Monday, September 12, 2016

Please Stop Beeping

[“Let Inga Tell You,” La Jolla Light, published September 13, 2016] ©2016 
 
I’m trying to decide when our lives became controlled by beeps. When I was growing up, I don’t remember anything that beeped. Now I can’t think of anything that doesn’t. And frankly, it’s starting to drive me a little crazy.
 
If you’ve got a Smart phone, you know the difference between the text message beep and the email beep.  My computer alerts me to new emails as well.
 
When my husband Olof would do the dishes and wipe the digital panel on the stove, it would often start beeping. As an engineer (and, more to the point, a guy), he wasn’t about to admit that he had no idea why. While smashing it with a hammer after it had been going off for a half hour seemed like a perfectly sane option, he would finally wander into the bedroom and announce, “There’s an incoming message from the Planet Klingon.  I think it’s for you.” 
 
My Kitchenaid range is actually the source of lots of beep dissension in our household.  I admit that I have been known to set the stove’s timer to remind me to turn off the backyard sprinklers, forget all about it, then leave the house to do an errand.
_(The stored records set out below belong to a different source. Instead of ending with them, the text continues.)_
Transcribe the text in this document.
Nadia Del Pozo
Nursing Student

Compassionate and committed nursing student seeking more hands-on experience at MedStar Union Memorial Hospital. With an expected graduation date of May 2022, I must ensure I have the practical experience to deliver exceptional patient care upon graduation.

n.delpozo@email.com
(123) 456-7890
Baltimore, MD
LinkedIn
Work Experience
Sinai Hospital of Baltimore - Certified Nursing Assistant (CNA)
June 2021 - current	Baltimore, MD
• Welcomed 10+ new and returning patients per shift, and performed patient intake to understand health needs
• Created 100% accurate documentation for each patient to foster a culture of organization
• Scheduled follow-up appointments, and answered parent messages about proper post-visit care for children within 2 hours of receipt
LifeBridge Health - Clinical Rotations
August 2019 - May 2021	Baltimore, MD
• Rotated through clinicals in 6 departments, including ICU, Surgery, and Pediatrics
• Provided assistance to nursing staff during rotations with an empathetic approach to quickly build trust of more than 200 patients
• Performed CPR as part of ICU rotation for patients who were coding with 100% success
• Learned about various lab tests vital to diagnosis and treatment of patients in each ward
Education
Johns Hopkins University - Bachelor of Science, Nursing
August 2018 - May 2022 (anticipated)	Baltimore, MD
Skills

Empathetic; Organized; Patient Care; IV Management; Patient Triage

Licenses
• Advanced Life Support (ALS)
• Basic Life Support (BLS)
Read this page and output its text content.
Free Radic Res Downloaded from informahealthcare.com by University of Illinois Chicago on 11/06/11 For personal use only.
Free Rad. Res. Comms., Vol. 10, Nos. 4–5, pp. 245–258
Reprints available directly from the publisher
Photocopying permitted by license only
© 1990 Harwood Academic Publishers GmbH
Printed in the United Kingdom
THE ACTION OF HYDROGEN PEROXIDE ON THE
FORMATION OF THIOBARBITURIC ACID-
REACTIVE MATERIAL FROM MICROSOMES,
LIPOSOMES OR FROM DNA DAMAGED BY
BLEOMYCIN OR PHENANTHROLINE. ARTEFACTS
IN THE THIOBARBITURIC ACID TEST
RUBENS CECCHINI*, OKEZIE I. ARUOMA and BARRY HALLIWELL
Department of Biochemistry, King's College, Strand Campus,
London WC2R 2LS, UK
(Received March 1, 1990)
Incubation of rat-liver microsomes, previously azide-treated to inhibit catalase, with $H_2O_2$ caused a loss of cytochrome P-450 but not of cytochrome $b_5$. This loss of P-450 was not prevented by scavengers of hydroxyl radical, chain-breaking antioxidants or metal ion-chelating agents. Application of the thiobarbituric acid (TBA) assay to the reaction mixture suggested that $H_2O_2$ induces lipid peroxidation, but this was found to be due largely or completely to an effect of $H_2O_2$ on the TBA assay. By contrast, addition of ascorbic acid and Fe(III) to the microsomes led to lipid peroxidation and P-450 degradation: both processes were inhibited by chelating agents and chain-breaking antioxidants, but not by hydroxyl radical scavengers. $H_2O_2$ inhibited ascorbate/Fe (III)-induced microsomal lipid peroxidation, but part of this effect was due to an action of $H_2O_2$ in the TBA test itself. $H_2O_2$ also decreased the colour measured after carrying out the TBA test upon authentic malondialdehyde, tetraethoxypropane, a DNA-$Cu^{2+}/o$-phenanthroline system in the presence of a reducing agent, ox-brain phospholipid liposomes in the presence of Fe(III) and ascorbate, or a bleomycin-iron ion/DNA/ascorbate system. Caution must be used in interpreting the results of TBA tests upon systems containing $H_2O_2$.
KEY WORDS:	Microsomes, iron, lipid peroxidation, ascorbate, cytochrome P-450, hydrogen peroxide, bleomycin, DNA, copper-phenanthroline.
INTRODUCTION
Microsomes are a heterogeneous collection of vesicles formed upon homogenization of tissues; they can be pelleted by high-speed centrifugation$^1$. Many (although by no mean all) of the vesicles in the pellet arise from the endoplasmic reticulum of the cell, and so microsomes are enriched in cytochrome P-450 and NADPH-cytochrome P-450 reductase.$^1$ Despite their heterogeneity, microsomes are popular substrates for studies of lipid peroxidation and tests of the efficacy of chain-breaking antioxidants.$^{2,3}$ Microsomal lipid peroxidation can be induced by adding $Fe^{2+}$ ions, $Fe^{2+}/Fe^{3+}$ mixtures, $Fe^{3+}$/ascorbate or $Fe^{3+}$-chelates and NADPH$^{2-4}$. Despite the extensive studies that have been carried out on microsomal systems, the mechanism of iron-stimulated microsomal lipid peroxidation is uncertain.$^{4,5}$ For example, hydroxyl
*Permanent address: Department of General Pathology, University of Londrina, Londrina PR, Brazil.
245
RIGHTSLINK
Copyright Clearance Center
The beeper would go off in my absence, and Olof would turn it off.
 
“Olof, my little lutfisk,” I said finally, “If you turn off the oven beeper, would you leave me a note? I set it for a reason.”
 
And, of course, that’s becoming part of the problem.  What reason? Not only figuring out which appliance is beeping, or, if it’s the oven timer, why I set it in the first place. 
 
Even more of a problem with the oven beeper is that the electronic touch screen panel on the stove is exquisitely accessible to someone of the pre-school grandchild persuasion.  The Options button, which when combined with any single digit between one and seven suddenly makes something that worked before, cease to.  For example, Option + 2 turns off the beeper so that one could, for example, discover that they’ve had the back yard sprinklers running for seven hours.  
 
Really, is there anything that doesn’t beep anymore?
 
Some time back, reader Pam Woods sent me the following email on this subject. “My husband and I often laugh at ourselves because we have constant beeping going on and we are forever trying to figure out what they mean.  Some prime examples are the refrigerator when we don't close the door completely, the microwave when we haven't removed an item, the toaster oven when our toast is almost done, and the coffee pot when it's turning off after two hours.”
 
I hear ya, Pam.  And I hear the beeping too.  
 
My car beeps when the door isn’t shut tight and seat belts aren’t fastened.  Cars that are not my 2005 Corolla even beep as you back up if you’re getting too close to something.  That’s actually one beep I wouldn’t mind.
 
There are two beeps that make me truly crazy. One is the beep that your ceiling smoke detectors make when the batteries are running low. Smoke detectors have been scientifically programmed so that those batteries only start failing at 3 a.m. It’s like the faucet drip torture only ten times worse. You want to stand underneath it and scream, “Stop it!  Stop it RIGHT NOW! I’ll get the ladder and change your battery in the morning!” But no, it maliciously beeps on.
 
The other one is the blurp sound that tablet devices make when people are playing games on them.  I don’t have a tablet and I don’t know who invented that sound but when I’m on an airplane, I can hear it ten rows away. I start having fantasies of grabbing the tablet AND its owner and hurling both of them out an emergency exit at 35,000 feet.
 
Have we become a country of people who cannot remember anything if it doesn’t beep at us?  How did we ever survive before? One answer: we obviously didn’t used to have so many gadgets.
 
Fortunately, some appliances will let you disable the beep alerts. But you need an engineering degree and/or a soldering iron. YouTube abounds with videos on this topic.
 
Should we be relying on beeps less, just to make those ever-aging synapses keep firing? All those mental gymnastics exercises advocated for older folks?  Maybe going beeperless should be one of them. 
 
As your hearing goes, can you still differentiate between the tones of the various beeps?
 
In the average kitchen, the beeping options are pretty much endless. With so many appliances beeping, will new ones have to start announcing themselves, like “coffee’s ready”?
 
I hope not. Bad enough that they’re all beeping at me. When they start talking to me, I’m done.  Because I fear I’d start answering.